Part 44 (1/2)

=”After You, Leddies”=

Will Hamilton, the ”daft man o' Ayr,” was once hanging about the vicinity of a loch, which was partially frozen. Three young ladies were deliberating as to whether they should venture upon the ice, when one of them suggested that Will should be asked to walk on first. The proposal was made to him.

”Though I'm daft, I'm no' ill-bred,” quickly responded Will; ”after you, leddies!”

=”Ursa Major”=

Boswell expatiating to his father, Lord Auchinleck, on the learning and other qualities of Dr. Johnson, concluded by saying, ”He is the grand luminary of our hemisphere--quite a constellation, sir.”

”Ursa Major, I suppose,” dryly responded the judge.

=Sheridan's Pauses=

A Scottish minister had visited London in the early part of the present century, and seen, among other tricks of pulpit oratory, ”Sheridan's Pauses” exhibited. During his first sermon, after his return home, he took occasion at the termination of a very impa.s.sioned and highly wrought sentence or paragraph, to stop suddenly, and pause in ”mute unbreathing silence.”

The precentor, who had taken advantage of his immemorial privilege to sleep out the sermon, imagining, from the cessation of sound, that the discourse was actually brought to a close, started up, with some degree of agitation, and in an audible, though somewhat tremulous voice read out his usual, ”Remember in prayer----”

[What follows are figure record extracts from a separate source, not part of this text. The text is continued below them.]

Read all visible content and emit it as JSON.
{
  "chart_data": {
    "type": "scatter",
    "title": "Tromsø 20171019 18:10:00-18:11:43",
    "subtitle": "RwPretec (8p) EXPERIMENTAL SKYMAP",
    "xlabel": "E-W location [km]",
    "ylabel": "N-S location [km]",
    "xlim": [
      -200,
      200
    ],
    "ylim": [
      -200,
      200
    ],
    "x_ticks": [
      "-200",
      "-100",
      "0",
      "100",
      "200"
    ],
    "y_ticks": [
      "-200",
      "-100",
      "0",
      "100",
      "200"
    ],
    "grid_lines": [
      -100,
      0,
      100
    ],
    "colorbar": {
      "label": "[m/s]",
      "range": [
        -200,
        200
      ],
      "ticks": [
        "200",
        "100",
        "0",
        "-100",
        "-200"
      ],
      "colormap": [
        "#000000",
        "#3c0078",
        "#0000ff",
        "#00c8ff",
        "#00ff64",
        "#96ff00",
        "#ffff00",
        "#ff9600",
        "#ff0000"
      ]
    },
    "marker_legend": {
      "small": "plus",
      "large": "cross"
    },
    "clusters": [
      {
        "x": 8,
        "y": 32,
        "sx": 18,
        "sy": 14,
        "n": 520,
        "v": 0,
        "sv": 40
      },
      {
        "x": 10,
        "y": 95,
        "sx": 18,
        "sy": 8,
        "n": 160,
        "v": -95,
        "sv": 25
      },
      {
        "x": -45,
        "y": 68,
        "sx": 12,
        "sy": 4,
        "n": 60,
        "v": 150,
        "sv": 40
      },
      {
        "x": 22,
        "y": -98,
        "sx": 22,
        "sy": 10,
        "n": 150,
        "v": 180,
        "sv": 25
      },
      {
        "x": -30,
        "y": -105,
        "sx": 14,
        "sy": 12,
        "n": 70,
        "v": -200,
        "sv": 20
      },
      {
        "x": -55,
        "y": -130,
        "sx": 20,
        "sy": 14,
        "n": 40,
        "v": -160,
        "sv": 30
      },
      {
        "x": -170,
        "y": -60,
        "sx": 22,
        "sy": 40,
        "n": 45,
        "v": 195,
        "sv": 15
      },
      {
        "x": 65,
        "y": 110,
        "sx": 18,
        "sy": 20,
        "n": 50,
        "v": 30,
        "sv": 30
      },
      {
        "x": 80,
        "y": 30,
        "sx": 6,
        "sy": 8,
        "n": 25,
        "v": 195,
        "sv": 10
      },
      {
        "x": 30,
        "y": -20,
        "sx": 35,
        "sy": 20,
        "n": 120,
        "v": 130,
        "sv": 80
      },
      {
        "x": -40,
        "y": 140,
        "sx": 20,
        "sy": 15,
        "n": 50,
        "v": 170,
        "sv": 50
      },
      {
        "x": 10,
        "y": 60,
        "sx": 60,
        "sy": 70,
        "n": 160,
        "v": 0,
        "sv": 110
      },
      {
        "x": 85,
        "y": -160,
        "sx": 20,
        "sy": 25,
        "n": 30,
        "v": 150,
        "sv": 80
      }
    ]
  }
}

”Hoot man!” exclaimed the good-natured orator over his head, placing at the same time his hand upon his shoulder: ”hout, Jamie, man, what's the matter wi' ye the day; d'ye no ken I hae nae done yet?-- That's only ane o' Sheridan's pauses, man!”

=Absent in Mind, and Body, Too=

The Rev. John Duncan, the Hebrew scholar, was very absent-minded, and many curious stories are told of this awkward failing.

On one occasion he had arranged to preach in a certain church a few miles from Aberdeen.

He set out on a pony in good time, but when near the end of his journey he felt a desire to take a pinch of snuff. The wind, however, blowing in his face, he turned the head of the pony round, the better to enjoy the luxury. Pocketing his snuff-box, he started the pony without again turning it in the proper direction, and did not discover his error until he found himself in Union Street, Aberdeen, at the very time he ought to have entered the pulpit seven miles off.

On another occasion he was invited to dinner at the house of a friend, and was shown into a bedroom to wash his hands.

After a long delay, as he did not appear, his friend went to the room, and, behold! there lay the professor snugly in bed, and fast asleep!

=Prof. Aytoun's Courts.h.i.+p=

After Prof. Aytoun had made proposals of marriage to Miss Emily Jane Wilson, daughter of ”Christopher North,” he was, as a matter of course, referred to her father. As Aytoun was uncommonly diffident, he said to her, ”Emily, my dear, you must speak to him for me. I could not summon courage to speak to the professor on this subject.”

”Papa is in the library,” said the lady.

”Then you had better go to him,” said the suitor, ”and I'll wait here for you.”

There being apparently no help for it, the lady proceeded to the library, and taking her father affectionately by the hand, mentioned that Aytoun had asked her in marriage. She added, ”Shall I accept this offer, papa; he is so shy and diffident, that he cannot speak to you himself.”

”Then we must deal tenderly with him,” said the hearty old man. ”I'll write my reply on a slip of paper, and pin it on your back.”

”Papa's answer is on the back of my dress,” said Miss Wilson, as she re-entered the drawing-room.

Turning round, the delighted swain read these words: ”With the author's compliments.”